I “awoke” to baseball in 1967. I say “awoke” because I can’t find another way to explain the sense that nothing existed in my life before 1967 (when I was 7) and that, at least for a time thereafter, baseball would so define the “necessary” of every waking hour. Growing up in a small town in south-central Pennsylvania (population c1000), baseball was, literally, the only game in town and if you lived in that town you were a Phillies fan. Except I wasn’t.
Sometime in 1967 my dad bought me my first glove—a lefty—after seeing me toss a small rubber ball against the steps going upstairs from near the front door of our house (he almost got me a righty but noticed I only used my left hand). And from the start I was a St Louis Cardinals fan. Why? Ronnie Sanger. Ronnie was hands down the best baseball player in town. Two years older than me, Ronnie came from a “baseball family”. His brothers had had or would soon have tryouts with professional baseball clubs and they each made it to the lower levels of the minor leagues. In Bowmansville, my home town, that was a level of success that was unheard of. I idolized Ronnie Sanger. And sometime before Ronnie came into my conscious mind he had met former St Louis great Stan “the Man” Musial (Stan died on 19 January, 2013) at spring training in Florida. He got Stan’s autograph, fell in love with the Cardinals and, well, so did I.
But even though I awoke in 1967—and the Cardinals won the series over the Red Sox that year—it was not until 1968 that I really took notice of the team, its players and, especially a pitcher named Bob Gibson. I was a pitcher too and Bob Gibson was the most amazing pitcher of that era. In 1968 he won 22 games—not bad but, incredibly, he gave up a paltry 1.12 runs for every nine innings pitched (and in those days he pitched the whole game—he started 34 that year and finished 28—a feat unheard of today). He struck out 17 Detroit Tigers in game one of the World Series that year—a record that still stands.
I was crazy about Bob Gibson. He had a way of holding the ball behind his back before going into a full hands-over-head windup and flinging the ball towards home plate. I mimicked that motion every summer day as I threw a rubber ball relentlessly against the barn door in my backyard (though Bob was a righty and I was a lefty, as I said). It was always the World Series that summer (and several after that), and I (Bob) pitched a no-hitter every time out. I am sure there were a few times when I (Bob) struck out every single batter in the 7th game of the World Series.
Martin died that spring and I know I had a glove on my hand the day I heard about it. I was in the kitchen and that is all I remember. King (as he was known in our house) was a communist and his death left no imprint except that there was a sense of relief that his rabble rousing was finally over.
Also that spring, though I can’t remember exactly if it was before or after Martin Luther King’s assassination, I got a book about my hero Bob Gibson. Did I mention that Bob Gibson is black? Did I mention that I did not know any black people? Did I mention that I loved Bob Gibson?
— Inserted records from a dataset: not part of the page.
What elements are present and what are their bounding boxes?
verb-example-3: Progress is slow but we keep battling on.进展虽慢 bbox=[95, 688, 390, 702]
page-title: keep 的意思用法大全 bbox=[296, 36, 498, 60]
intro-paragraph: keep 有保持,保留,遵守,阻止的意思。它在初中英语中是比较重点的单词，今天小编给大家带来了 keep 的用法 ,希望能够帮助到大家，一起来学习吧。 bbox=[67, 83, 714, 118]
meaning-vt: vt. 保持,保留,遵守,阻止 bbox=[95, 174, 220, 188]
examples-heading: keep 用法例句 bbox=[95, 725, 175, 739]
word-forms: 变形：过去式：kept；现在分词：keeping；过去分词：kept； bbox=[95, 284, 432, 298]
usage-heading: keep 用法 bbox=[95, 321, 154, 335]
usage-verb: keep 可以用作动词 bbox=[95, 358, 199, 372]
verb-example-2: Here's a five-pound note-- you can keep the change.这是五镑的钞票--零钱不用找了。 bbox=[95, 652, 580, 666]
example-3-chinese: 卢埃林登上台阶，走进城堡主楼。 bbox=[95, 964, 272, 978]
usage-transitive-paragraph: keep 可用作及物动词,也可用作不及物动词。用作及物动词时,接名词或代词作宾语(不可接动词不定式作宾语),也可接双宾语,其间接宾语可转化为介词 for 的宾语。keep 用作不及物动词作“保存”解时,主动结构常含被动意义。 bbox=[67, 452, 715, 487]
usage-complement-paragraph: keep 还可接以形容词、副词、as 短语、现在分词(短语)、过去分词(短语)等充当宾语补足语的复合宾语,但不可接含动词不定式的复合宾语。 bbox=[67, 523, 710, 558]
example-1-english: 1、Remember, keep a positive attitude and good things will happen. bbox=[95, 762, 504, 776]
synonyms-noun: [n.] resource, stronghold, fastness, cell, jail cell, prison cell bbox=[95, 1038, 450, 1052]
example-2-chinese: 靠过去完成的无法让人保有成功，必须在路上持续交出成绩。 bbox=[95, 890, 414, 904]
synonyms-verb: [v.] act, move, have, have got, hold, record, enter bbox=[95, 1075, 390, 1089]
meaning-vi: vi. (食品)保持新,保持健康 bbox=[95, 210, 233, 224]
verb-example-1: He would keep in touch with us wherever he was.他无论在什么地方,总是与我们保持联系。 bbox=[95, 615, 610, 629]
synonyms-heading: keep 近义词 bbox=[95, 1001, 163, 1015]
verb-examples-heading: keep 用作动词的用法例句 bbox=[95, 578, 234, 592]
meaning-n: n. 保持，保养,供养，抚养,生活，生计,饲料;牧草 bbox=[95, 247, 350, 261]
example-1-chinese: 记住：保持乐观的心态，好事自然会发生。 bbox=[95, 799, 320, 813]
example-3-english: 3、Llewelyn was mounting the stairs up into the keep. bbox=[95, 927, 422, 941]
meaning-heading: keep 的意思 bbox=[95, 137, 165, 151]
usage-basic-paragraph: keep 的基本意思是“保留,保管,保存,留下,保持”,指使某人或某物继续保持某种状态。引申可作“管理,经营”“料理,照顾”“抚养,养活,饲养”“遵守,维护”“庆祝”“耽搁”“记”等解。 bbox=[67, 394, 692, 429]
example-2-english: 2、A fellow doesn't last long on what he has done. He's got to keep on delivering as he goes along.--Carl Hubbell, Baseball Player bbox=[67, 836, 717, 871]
Anyway, I got the book through one of those “Scholastic” book fliers that came home from school about once per month. My parents never said no to letting me get at least one book, and to my amazement sometime that spring included in the list was a biography of Bob Gibson! I think I read that book about five times the first week I had it and the black and white pictures of Bob Gibson in a little league team photo, then in the minors and then pitching for the Cardinals absorbed my gaze for hours on end.
But Bob Gibson’s biography was not just about his pitching exploits (which I had expected). It was about his life growing up in Omaha, his sickly childhood (asthma), and the shocking story of how the great Bob Gibson could not sleep in the same hotel room as his fellow teammates when he was coming up through the minors in the Cardinals’ organization. In fact, Bob Gibson told a lot of stories of how he was treated as a black man and how it was unfair (even an 8-year old could understand that). I remember being stunned and saddened but mostly confused. How could Bob Gibson be denied the same treatment as anyone else simply because he was black? It just made no sense.
And so, sometime in that spring and summer of 1968 I also “awoke” to something else: something about injustice (though that word was not yet available to my tongue), something about privilege (though I could not have imagined that such a thing really existed), something about race…
And in that small town—thanks in part to the confluence of baseball, Ronnie Sanger, the Cardinals and a great pitcher named Bob Gibson a different way of viewing the world took root.
Martin, I was born too late to know you for what you were when I was 8 years old. I was born in the wrong place to be able to hear and see what you were about. I was born in the wrong family to understand the power of your message. But I was born in Bowmansville and thanks to baseball and Bob Gibson I was given a window—a glimpse—into the challenges of racism and the hope that change might come. And I learned that the agents of change in our land might even appear wearing a baseball uniform.
Thanks for this powerful personal story. TV came to my school in Puerto Rico in the fall of 1968. The first program we saw was the World Series between Cardinals and Tigers. Ever since, baseball has been a mirror of life for me, often teaching me lessons of racial justice, but like life, mixed with paradoxes of injustice.